To manipulate or not to manipulate: that was one of the questions a panel of Pinot Noir experts discussed at an event during the 10th anniversary edition of the Cayman Cookout from Jan. 10 – 14.
The Pinot Noir panel wine tasting, one of 60 2018 Cayman Cookout events, was held in the Cayman Islands Ballroom at The Ritz-Carlton, Grand Cayman, on Jan. 13. It featured two of the world’s best sommeliers-turned-winemakers in Larry Stone of Linqua Franca in Oregon and Rajat Parr, who is a partner of three different wineries in California and Oregon. Joining them were Tommy Fogarty of Thomas Fogarty Winery, Ehren Jordan of Failia, and Antoine Collet, a portfolio manager for wine distributor Kobrand, which represents Maison Louis Jadot.

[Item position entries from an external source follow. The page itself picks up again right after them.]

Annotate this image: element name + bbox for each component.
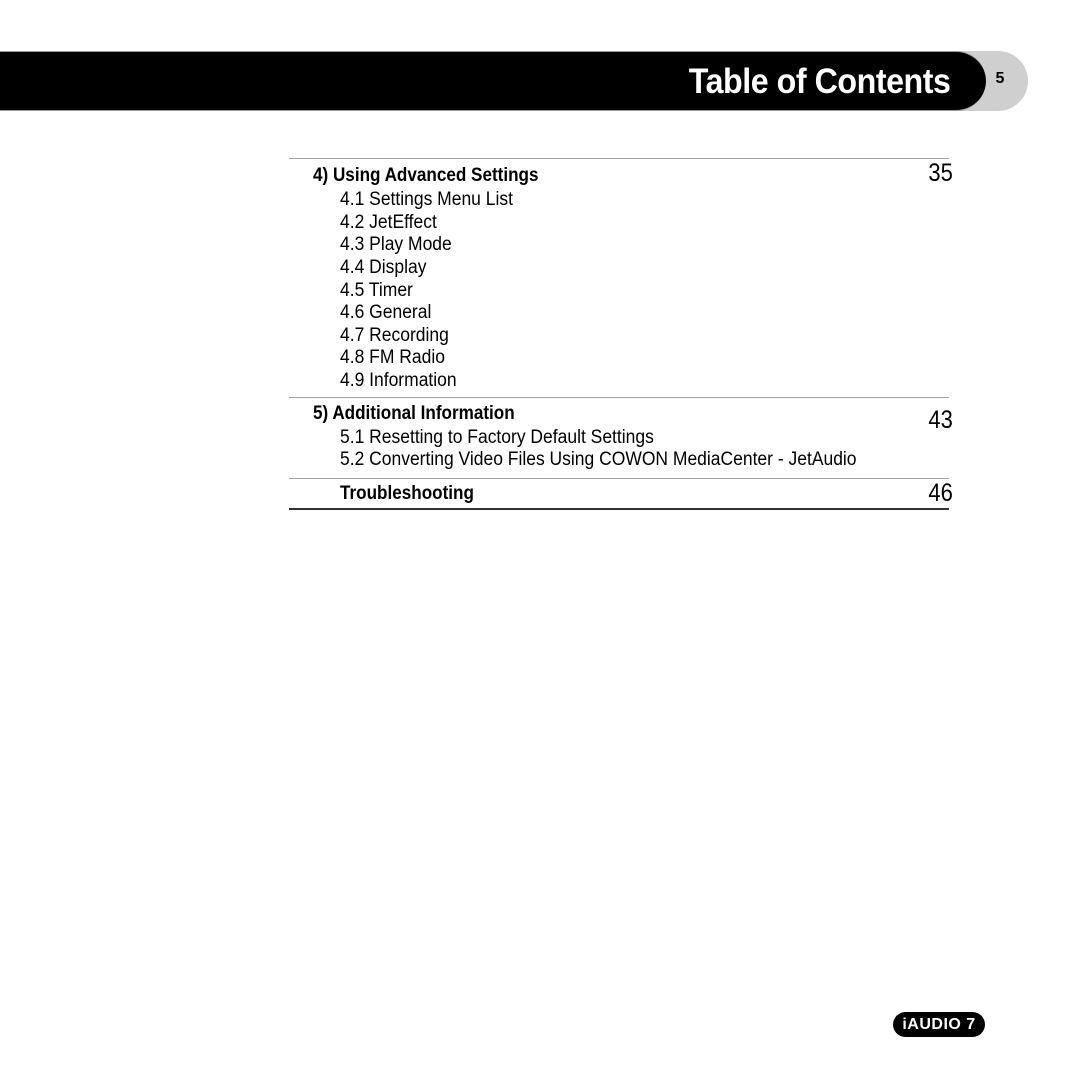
toc-item[interactable]: 4.8 FM Radio xyxy=(340,347,445,369)
toc-item[interactable]: 4.3 Play Mode xyxy=(340,234,452,256)
toc-section-5[interactable]: 5) Additional Information 43 5.1 Resetti… xyxy=(289,398,953,478)
page-title: Table of Contents xyxy=(688,62,950,101)
section-title[interactable]: 5) Additional Information xyxy=(313,403,515,425)
section-page-number: 43 xyxy=(928,406,953,434)
toc-item[interactable]: 4.4 Display xyxy=(340,257,426,279)
section-page-number: 46 xyxy=(928,479,953,507)
toc-item[interactable]: 4.5 Timer xyxy=(340,280,413,302)
toc-item[interactable]: 4.9 Information xyxy=(340,370,457,392)
section-page-number: 35 xyxy=(928,159,953,187)
toc-bottom-rule xyxy=(289,508,949,510)
toc-section-4[interactable]: 4) Using Advanced Settings 35 4.1 Settin… xyxy=(289,159,953,397)
section-title[interactable]: Troubleshooting xyxy=(340,483,474,505)
toc-item[interactable]: 5.1 Resetting to Factory Default Setting… xyxy=(340,427,654,449)
toc-item[interactable]: 4.6 General xyxy=(340,302,431,324)
toc-item[interactable]: 5.2 Converting Video Files Using COWON M… xyxy=(340,449,857,471)
toc-section-troubleshooting[interactable]: Troubleshooting 46 xyxy=(289,479,953,508)
brand-badge: iAUDIO 7 xyxy=(893,1012,985,1037)
toc-item[interactable]: 4.1 Settings Menu List xyxy=(340,189,513,211)
toc-item[interactable]: 4.2 JetEffect xyxy=(340,212,437,234)
section-title[interactable]: 4) Using Advanced Settings xyxy=(313,165,539,187)
page-number: 5 xyxy=(995,70,1005,87)
toc-item[interactable]: 4.7 Recording xyxy=(340,325,449,347)
table-of-contents: 4) Using Advanced Settings 35 4.1 Settin… xyxy=(289,158,953,510)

Food & Wine Magazine Executive Wine Editor Ray Isle served as the moderator for the panel. The tasting featured several distinct regional expressions of Pinot Noir: two from the Eola-Amity Hills in the Willamette Valley of Oregon, one wine each from the Santa Cruz Mountains, the Sonoma Coast and the Santa Rita Hills of California, as well as a Pommard from the Cote de Beaune region of Burgundy, France.

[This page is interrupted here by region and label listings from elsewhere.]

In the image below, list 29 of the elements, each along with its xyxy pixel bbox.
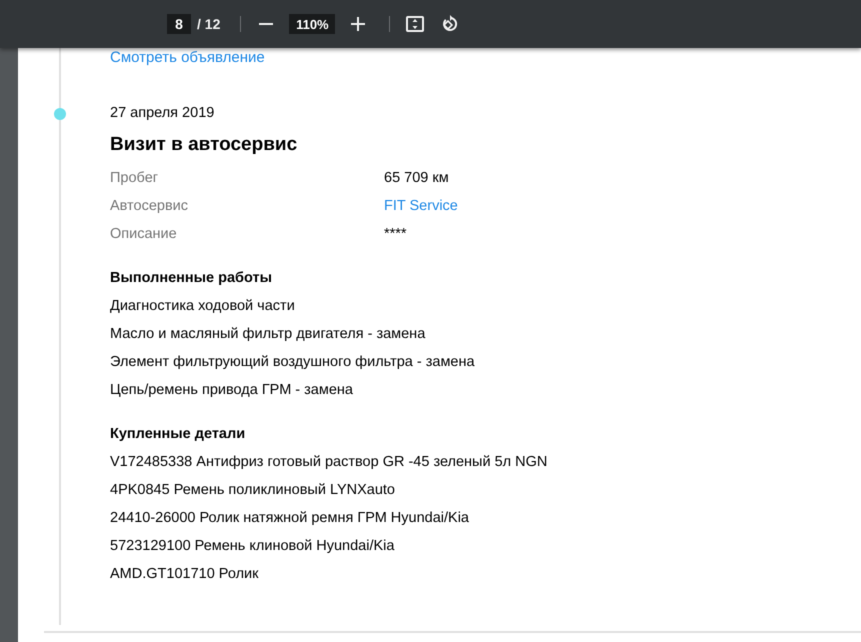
timeline-dot	[54, 108, 66, 120]
minus-icon	[259, 23, 274, 25]
field-value: ****	[384, 226, 408, 242]
fit-page-button[interactable]	[404, 13, 426, 35]
fit-page-icon	[406, 16, 424, 32]
list-item: Масло и масляный фильтр двигателя - замена	[110, 326, 426, 342]
entry-date: 27 апреля 2019	[110, 105, 214, 121]
field-value: 65 709 км	[384, 170, 450, 186]
list-item: Цепь/ремень привода ГРМ - замена	[110, 382, 353, 398]
zoom-field[interactable]: 110%	[289, 14, 336, 34]
list-item: AMD.GT101710 Ролик	[110, 566, 258, 582]
rotate-arrow-icon	[441, 15, 460, 33]
list-item: V172485338 Антифриз готовый раствор GR -45 зеленый 5л NGN	[110, 454, 548, 470]
field-label: Описание	[110, 226, 178, 242]
list-item: Элемент фильтрующий воздушного фильтра - замена	[110, 354, 475, 370]
plus-icon	[351, 17, 366, 31]
field-label: Пробег	[110, 170, 160, 186]
entry-title: Визит в автосервис	[110, 134, 298, 156]
list-item: 4PK0845 Ремень поликлиновый LYNXauto	[110, 482, 395, 498]
list-item: Диагностика ходовой части	[110, 298, 295, 314]
page-count: / 12	[197, 16, 220, 32]
field-link[interactable]: FIT Service	[384, 198, 458, 214]
list-item: 5723129100 Ремень клиновой Hyundai/Kia	[110, 538, 394, 554]
section-heading: Выполненные работы	[110, 270, 272, 286]
field-label: Автосервис	[110, 198, 190, 214]
view-listing-link[interactable]: Смотреть объявление	[110, 49, 265, 66]
list-item: 24410-26000 Ролик натяжной ремня ГРМ Hyundai/Kia	[110, 510, 469, 526]
section-heading: Купленные детали	[110, 426, 246, 442]
page-number-field[interactable]: 8	[167, 14, 191, 34]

While the guests tasted their wines over the course of an hour, the panelists discussed their opinions on one of the world’s greatest red-wine grapes. Fogarty spoke about how most winemakers try not to manipulate Pinot Noir during the production process.
“With Pinot Noir, there’s a really deliberate attempt to put as little of a winemaker’s fingerprint on the wine as possible,” he said, expressing a notion on which the others on the panel generally agreed.
“I don’t really manipulate,” Jordan said. “I’m a big believer that 80 per cent of a wine’s quality is ultimately decided on the day you pick the grapes.”
However, manipulating grapes and following winemaking traditions are two distinct things in Jordan’s mind. While the other winemakers would opt to ferment in large oak casks, probably using at least some whole clusters — a traditional Burgundian approach to making Pinot Noir — Jordan said he has fermented Pinot Noir in a variety of mediums including oak, concrete, terracotta and stainless steel. Rather than focusing on sourcing grapes from single vineyards, a general hallmark for most of the world’s great Pinot Noirs, Jordan blends grapes from multiple vineyards.
“I’m constantly experimenting,” he said, noting that he has been in the winemaking business for “only” 30 years, so he isn’t tied to deep tradition like Burgundy winemakers.
Jordan said that a winemaker could ruin a Pinot Noir wine, even if the grapes were great, if he or she made mistakes after harvest. However, he said that sometimes decisions are made because of winemaking exigencies, a point on which Fogerty agreed.
“Way more decisions are made on practicality and what is happening right now than the marketing people will have us believe,” Fogerty said.
Depending largely on where the grapes are grown, Pinot Noir wines can have different characteristics.
“I think Pinot Noir has two sides,” Parr said, adding that one expression is driven by red fruits and the other by black fruits. After the Pommard was tasted, the panel agreed that it clearly stood out from the rest of the wines.
“It’s not as fruit driven,” said Collet, “It’s more earthy and leathery.” Parr noted flavours of chocolate, coffee and black fruit in the French Burgundy.
“It’s one of the most masculine wines of the Cote de Beaune,” he said. Parr also spoke about differences between Pinot Noir produced in Oregon compared to that produced in California.
“It’s not a matter of better,” he said. “They’re just different.”
Jordan said it came down to personal taste.
“I’m from Pittsburgh, so I don’t have a stake in the Oregon versus California fight,” he said. “I just like good wine.”
Jordan said that a question he often asks people when they try to determine if a wine is good or not is simply: “Do you like it?”